Alison Brown
From Wikipedia, the free encyclopedia
Alison Brown is an American banjo player.
Brown learned to play guitar at eight and banjo at ten. When she was twelve, she met fiddler Stuart Duncan.
In the summer of 1978, Brown traveled across the country with Duncan and his father, playing festivals and contests. She won first place at the Canadian National Banjo Championship, which helped her land a one-night gig at the Grand Ole Opry.
In 1980, Brown went to Harvard, where she studied history and literature. After graduating from Harvard, she earned an MBA from UCLA. Brown worked for two years with Smith Barney in San Francisco, and then took a break to pursue her music interests.

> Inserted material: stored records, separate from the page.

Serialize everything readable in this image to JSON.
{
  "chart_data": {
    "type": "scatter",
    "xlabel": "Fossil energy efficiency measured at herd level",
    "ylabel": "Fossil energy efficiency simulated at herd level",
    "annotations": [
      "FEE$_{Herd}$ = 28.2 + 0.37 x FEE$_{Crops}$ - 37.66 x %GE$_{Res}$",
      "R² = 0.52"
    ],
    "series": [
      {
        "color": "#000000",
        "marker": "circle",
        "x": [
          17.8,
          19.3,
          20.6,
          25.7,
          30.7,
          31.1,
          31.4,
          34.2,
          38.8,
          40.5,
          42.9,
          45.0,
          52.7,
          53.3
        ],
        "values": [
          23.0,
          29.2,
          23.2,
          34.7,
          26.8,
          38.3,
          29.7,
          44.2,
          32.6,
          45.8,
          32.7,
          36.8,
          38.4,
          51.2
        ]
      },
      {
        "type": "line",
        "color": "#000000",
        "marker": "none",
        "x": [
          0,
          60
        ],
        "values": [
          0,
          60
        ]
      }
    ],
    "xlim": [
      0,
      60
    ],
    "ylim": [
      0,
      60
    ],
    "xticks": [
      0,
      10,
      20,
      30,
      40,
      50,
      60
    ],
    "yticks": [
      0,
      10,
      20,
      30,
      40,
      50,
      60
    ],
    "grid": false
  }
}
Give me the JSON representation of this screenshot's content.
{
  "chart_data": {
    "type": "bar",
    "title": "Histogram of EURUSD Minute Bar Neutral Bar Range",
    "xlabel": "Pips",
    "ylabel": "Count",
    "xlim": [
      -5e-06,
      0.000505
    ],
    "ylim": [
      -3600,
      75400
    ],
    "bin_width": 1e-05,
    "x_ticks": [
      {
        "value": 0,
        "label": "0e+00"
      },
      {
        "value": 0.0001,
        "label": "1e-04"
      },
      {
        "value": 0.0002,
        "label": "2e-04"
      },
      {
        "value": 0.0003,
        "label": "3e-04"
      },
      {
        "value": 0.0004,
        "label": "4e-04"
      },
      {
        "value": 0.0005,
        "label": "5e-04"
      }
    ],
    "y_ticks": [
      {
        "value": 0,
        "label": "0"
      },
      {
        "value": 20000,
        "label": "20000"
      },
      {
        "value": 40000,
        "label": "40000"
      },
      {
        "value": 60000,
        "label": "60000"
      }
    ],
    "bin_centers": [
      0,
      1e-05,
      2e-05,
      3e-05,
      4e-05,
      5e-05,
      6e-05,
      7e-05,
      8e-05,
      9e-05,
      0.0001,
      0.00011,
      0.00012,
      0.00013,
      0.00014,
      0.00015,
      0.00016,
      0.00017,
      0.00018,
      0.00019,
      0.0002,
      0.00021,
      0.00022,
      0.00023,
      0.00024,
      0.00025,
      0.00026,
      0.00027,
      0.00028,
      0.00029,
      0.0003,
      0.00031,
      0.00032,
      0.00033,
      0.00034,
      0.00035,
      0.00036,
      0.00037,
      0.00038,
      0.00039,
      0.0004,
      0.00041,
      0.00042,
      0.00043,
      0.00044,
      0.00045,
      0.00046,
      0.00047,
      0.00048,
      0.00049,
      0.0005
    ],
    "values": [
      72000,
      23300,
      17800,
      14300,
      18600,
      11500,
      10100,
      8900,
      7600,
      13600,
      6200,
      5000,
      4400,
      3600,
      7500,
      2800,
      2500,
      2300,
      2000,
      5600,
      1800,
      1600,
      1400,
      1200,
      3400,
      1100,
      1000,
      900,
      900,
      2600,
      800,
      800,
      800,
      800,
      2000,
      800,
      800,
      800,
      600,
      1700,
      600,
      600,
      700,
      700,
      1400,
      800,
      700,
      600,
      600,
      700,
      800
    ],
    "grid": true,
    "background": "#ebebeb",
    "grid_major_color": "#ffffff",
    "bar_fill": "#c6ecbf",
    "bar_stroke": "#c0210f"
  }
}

In 1989, Alison Krauss asked her to join her band, Union Station. Brown spent three years with Krauss, and was named International Bluegrass Music Association Banjo Player of the Year in 1991. In 1990, she moved to Tennessee, and in 1992 became the band leader for Michelle Shocked. This experience led Brown to merge bluegrass with jazz and folk idioms, like Béla Fleck and David Grisman.
In the early 1990s, Brown and her husband, bass player Garry West, started their own record label, Small World Music. This company eventually led to the launch of Compass Records in 1995.
Brown is often confused with a woman of the same name in the United Kingdom, who sometimes sang in various naturist videos.